Wednesday, October 05, 2005

Bush's dilemma - how to help evacuees without government programs

Bush has a real problem according to Paul Krugman [Fort Worth Star-Telegram - free registration required]. Why is it so difficult to get housing and health care assistance from the Federal Government when previously existing programs are in place to effectively deliver those services quickly?

Federal aid to victims of Hurricane Katrina is already faltering on two crucial fronts: health care and housing. Incompetence is part of the problem, but deeper political issues also play a crucial role. [...]

The crucial point is that President Bush has been forced by events into short-term actions that conflict with his long-term goals. His mission in office is to dismantle or at least shrink the federal social safety net, yet he must, as a matter of political necessity, provide aid to Katrina's victims. His problem is how to do that without legitimizing the very role of government he opposes.

This dilemma explains the administration's opposition to Medicaid coverage for all Katrina refugees. How can it provide that coverage without undermining its ongoing efforts to reduce the Medicaid rolls? More broadly, if it accepts the principle that all hurricane victims are entitled to medical care, people might start asking why the same isn't true of all citizens -- a line of thought that points toward a system of universal health insurance, which is anathema to conservatives.

As for the administration's odd insistence on providing public housing instead of relying on the market, the Los Angeles Times reports that Department of Housing and Urban Development officials initially announced plans to issue rent vouchers and then backed off after meeting with White House aides. As the article notes, the administration has "repeatedly sought to cut or limit" the existing housing voucher program.

This suggests that what administration officials fear isn't that housing vouchers would fail but that they would succeed -- and that this would undermine the administration's ongoing efforts to cut back housing aid.

So here's the key to understanding post-Katrina policy: Bush can't avoid helping Katrina's victims, but he doesn't want to legitimize institutions that help the needy, like the housing voucher program.

As a result, his administration refuses to use those institutions, even when they are the best way to provide victims with aid. More generally, the administration is trying to treat Katrina's victims as harshly as the political realities allow, so as not to create a precedent for other aid efforts.
So how does Bush help these people without creating more demand for expanded government programs?

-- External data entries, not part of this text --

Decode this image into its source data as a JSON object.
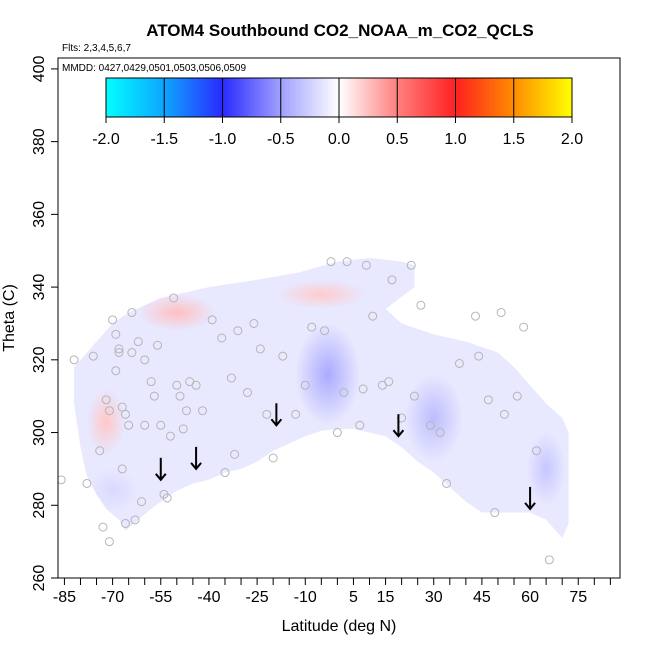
{
  "chart_data": {
    "type": "heatmap",
    "title": "ATOM4 Southbound CO2_NOAA_m_CO2_QCLS",
    "flights_text": "Flts: 2,3,4,5,6,7",
    "dates_text": "MMDD: 0427,0429,0501,0503,0506,0509",
    "xlabel": "Latitude (deg N)",
    "ylabel": "Theta (C)",
    "xlim": [
      -87,
      88
    ],
    "ylim": [
      260,
      403
    ],
    "x_ticks": [
      -85,
      -80,
      -75,
      -70,
      -65,
      -60,
      -55,
      -50,
      -45,
      -40,
      -35,
      -30,
      -25,
      -20,
      -15,
      -10,
      -5,
      0,
      5,
      10,
      15,
      20,
      25,
      30,
      35,
      40,
      45,
      50,
      55,
      60,
      65,
      70,
      75,
      80,
      85
    ],
    "x_tick_labels": [
      {
        "value": -85,
        "label": "-85"
      },
      {
        "value": -70,
        "label": "-70"
      },
      {
        "value": -55,
        "label": "-55"
      },
      {
        "value": -40,
        "label": "-40"
      },
      {
        "value": -25,
        "label": "-25"
      },
      {
        "value": -10,
        "label": "-10"
      },
      {
        "value": 5,
        "label": "5"
      },
      {
        "value": 15,
        "label": "15"
      },
      {
        "value": 30,
        "label": "30"
      },
      {
        "value": 45,
        "label": "45"
      },
      {
        "value": 60,
        "label": "60"
      },
      {
        "value": 75,
        "label": "75"
      }
    ],
    "y_ticks": [
      {
        "value": 260,
        "label": "260"
      },
      {
        "value": 280,
        "label": "280"
      },
      {
        "value": 300,
        "label": "300"
      },
      {
        "value": 320,
        "label": "320"
      },
      {
        "value": 340,
        "label": "340"
      },
      {
        "value": 360,
        "label": "360"
      },
      {
        "value": 380,
        "label": "380"
      },
      {
        "value": 400,
        "label": "400"
      }
    ],
    "colorbar": {
      "range": [
        -2.0,
        2.0
      ],
      "stops": [
        {
          "v": -2.0,
          "color": "#00ffff"
        },
        {
          "v": -1.5,
          "color": "#0ea5ff"
        },
        {
          "v": -1.0,
          "color": "#2a2aff"
        },
        {
          "v": -0.5,
          "color": "#a0a0ff"
        },
        {
          "v": 0.0,
          "color": "#ffffff"
        },
        {
          "v": 0.5,
          "color": "#ff8080"
        },
        {
          "v": 1.0,
          "color": "#ff2020"
        },
        {
          "v": 1.5,
          "color": "#ff8c00"
        },
        {
          "v": 2.0,
          "color": "#ffff00"
        }
      ],
      "ticks": [
        {
          "value": -2.0,
          "label": "-2.0"
        },
        {
          "value": -1.5,
          "label": "-1.5"
        },
        {
          "value": -1.0,
          "label": "-1.0"
        },
        {
          "value": -0.5,
          "label": "-0.5"
        },
        {
          "value": 0.0,
          "label": "0.0"
        },
        {
          "value": 0.5,
          "label": "0.5"
        },
        {
          "value": 1.0,
          "label": "1.0"
        },
        {
          "value": 1.5,
          "label": "1.5"
        },
        {
          "value": 2.0,
          "label": "2.0"
        }
      ]
    },
    "domain_top": [
      [
        -82,
        318
      ],
      [
        -75,
        325
      ],
      [
        -70,
        330
      ],
      [
        -65,
        333
      ],
      [
        -55,
        337
      ],
      [
        -40,
        340
      ],
      [
        -25,
        342
      ],
      [
        -12,
        344
      ],
      [
        0,
        347
      ],
      [
        10,
        348
      ],
      [
        20,
        347
      ],
      [
        24,
        346
      ],
      [
        24,
        340
      ],
      [
        15,
        334
      ],
      [
        20,
        330
      ],
      [
        30,
        327
      ],
      [
        40,
        325
      ],
      [
        50,
        322
      ],
      [
        55,
        318
      ],
      [
        60,
        313
      ],
      [
        65,
        308
      ],
      [
        70,
        304
      ],
      [
        72,
        300
      ]
    ],
    "domain_bottom": [
      [
        -82,
        308
      ],
      [
        -80,
        296
      ],
      [
        -78,
        288
      ],
      [
        -75,
        283
      ],
      [
        -72,
        279
      ],
      [
        -68,
        276
      ],
      [
        -66,
        273
      ],
      [
        -62,
        276
      ],
      [
        -58,
        279
      ],
      [
        -55,
        281
      ],
      [
        -50,
        284
      ],
      [
        -45,
        286
      ],
      [
        -40,
        287
      ],
      [
        -35,
        289
      ],
      [
        -30,
        290
      ],
      [
        -25,
        292
      ],
      [
        -20,
        295
      ],
      [
        -15,
        297
      ],
      [
        -10,
        299
      ],
      [
        -5,
        300.5
      ],
      [
        0,
        301
      ],
      [
        5,
        301
      ],
      [
        10,
        300
      ],
      [
        15,
        299
      ],
      [
        20,
        296
      ],
      [
        25,
        292
      ],
      [
        30,
        289
      ],
      [
        35,
        285
      ],
      [
        40,
        281
      ],
      [
        45,
        278
      ],
      [
        50,
        278
      ],
      [
        55,
        278
      ],
      [
        60,
        278
      ],
      [
        65,
        276
      ],
      [
        68,
        273
      ],
      [
        70,
        271
      ],
      [
        72,
        275
      ],
      [
        72,
        300
      ]
    ],
    "anomaly_blobs": [
      {
        "x": -3,
        "y": 316,
        "rx": 10,
        "ry": 14,
        "value": -0.45
      },
      {
        "x": 30,
        "y": 304,
        "rx": 9,
        "ry": 12,
        "value": -0.35
      },
      {
        "x": 65,
        "y": 290,
        "rx": 6,
        "ry": 10,
        "value": -0.3
      },
      {
        "x": -70,
        "y": 284,
        "rx": 8,
        "ry": 6,
        "value": -0.2
      },
      {
        "x": -50,
        "y": 333,
        "rx": 12,
        "ry": 5,
        "value": 0.25
      },
      {
        "x": -5,
        "y": 338,
        "rx": 14,
        "ry": 4,
        "value": 0.2
      },
      {
        "x": -72,
        "y": 303,
        "rx": 6,
        "ry": 9,
        "value": 0.22
      }
    ],
    "points": [
      [
        -86,
        287
      ],
      [
        -82,
        320
      ],
      [
        -78,
        286
      ],
      [
        -76,
        321
      ],
      [
        -74,
        295
      ],
      [
        -73,
        274
      ],
      [
        -72,
        309
      ],
      [
        -71,
        270
      ],
      [
        -71,
        306
      ],
      [
        -70,
        331
      ],
      [
        -69,
        317
      ],
      [
        -69,
        327
      ],
      [
        -68,
        323
      ],
      [
        -68,
        322
      ],
      [
        -67,
        307
      ],
      [
        -67,
        290
      ],
      [
        -66,
        305
      ],
      [
        -66,
        275
      ],
      [
        -65,
        302
      ],
      [
        -64,
        333
      ],
      [
        -64,
        322
      ],
      [
        -63,
        276
      ],
      [
        -62,
        325
      ],
      [
        -61,
        281
      ],
      [
        -60,
        302
      ],
      [
        -60,
        320
      ],
      [
        -58,
        314
      ],
      [
        -57,
        310
      ],
      [
        -56,
        324
      ],
      [
        -55,
        302
      ],
      [
        -54,
        283
      ],
      [
        -53,
        282
      ],
      [
        -52,
        299
      ],
      [
        -51,
        337
      ],
      [
        -50,
        313
      ],
      [
        -49,
        310
      ],
      [
        -48,
        301
      ],
      [
        -47,
        306
      ],
      [
        -46,
        314
      ],
      [
        -44,
        313
      ],
      [
        -42,
        306
      ],
      [
        -39,
        331
      ],
      [
        -36,
        326
      ],
      [
        -35,
        289
      ],
      [
        -33,
        315
      ],
      [
        -32,
        294
      ],
      [
        -31,
        328
      ],
      [
        -28,
        311
      ],
      [
        -26,
        330
      ],
      [
        -24,
        323
      ],
      [
        -22,
        305
      ],
      [
        -20,
        293
      ],
      [
        -17,
        321
      ],
      [
        -13,
        305
      ],
      [
        -10,
        313
      ],
      [
        -8,
        329
      ],
      [
        -4,
        328
      ],
      [
        -2,
        347
      ],
      [
        0,
        300
      ],
      [
        2,
        311
      ],
      [
        3,
        347
      ],
      [
        7,
        302
      ],
      [
        8,
        312
      ],
      [
        9,
        346
      ],
      [
        11,
        332
      ],
      [
        14,
        313
      ],
      [
        16,
        314
      ],
      [
        17,
        342
      ],
      [
        20,
        304
      ],
      [
        23,
        346
      ],
      [
        24,
        310
      ],
      [
        26,
        335
      ],
      [
        29,
        302
      ],
      [
        32,
        300
      ],
      [
        34,
        286
      ],
      [
        38,
        319
      ],
      [
        43,
        332
      ],
      [
        44,
        321
      ],
      [
        47,
        309
      ],
      [
        49,
        278
      ],
      [
        51,
        333
      ],
      [
        52,
        305
      ],
      [
        56,
        310
      ],
      [
        58,
        329
      ],
      [
        62,
        295
      ],
      [
        66,
        265
      ]
    ],
    "arrows": [
      [
        -55,
        287
      ],
      [
        -44,
        290
      ],
      [
        -19,
        302
      ],
      [
        19,
        299
      ],
      [
        60,
        279
      ]
    ]
  }
}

He screws up the help as much as possible, making it difficult and embarrasing to receive and use, while leaving out as many people as possible. People are dying because they cannot get medications for existing chronic conditions.

This is the conservative ideology at work. Don't ever use government, even when that is the best and cheapest way to provide needed services, and when forced to use government because nothing else is possible, don't ever use effective and efficient methods. Ideology is more important to the conservatives than the lives of Americans. Especially if those Americans are Black.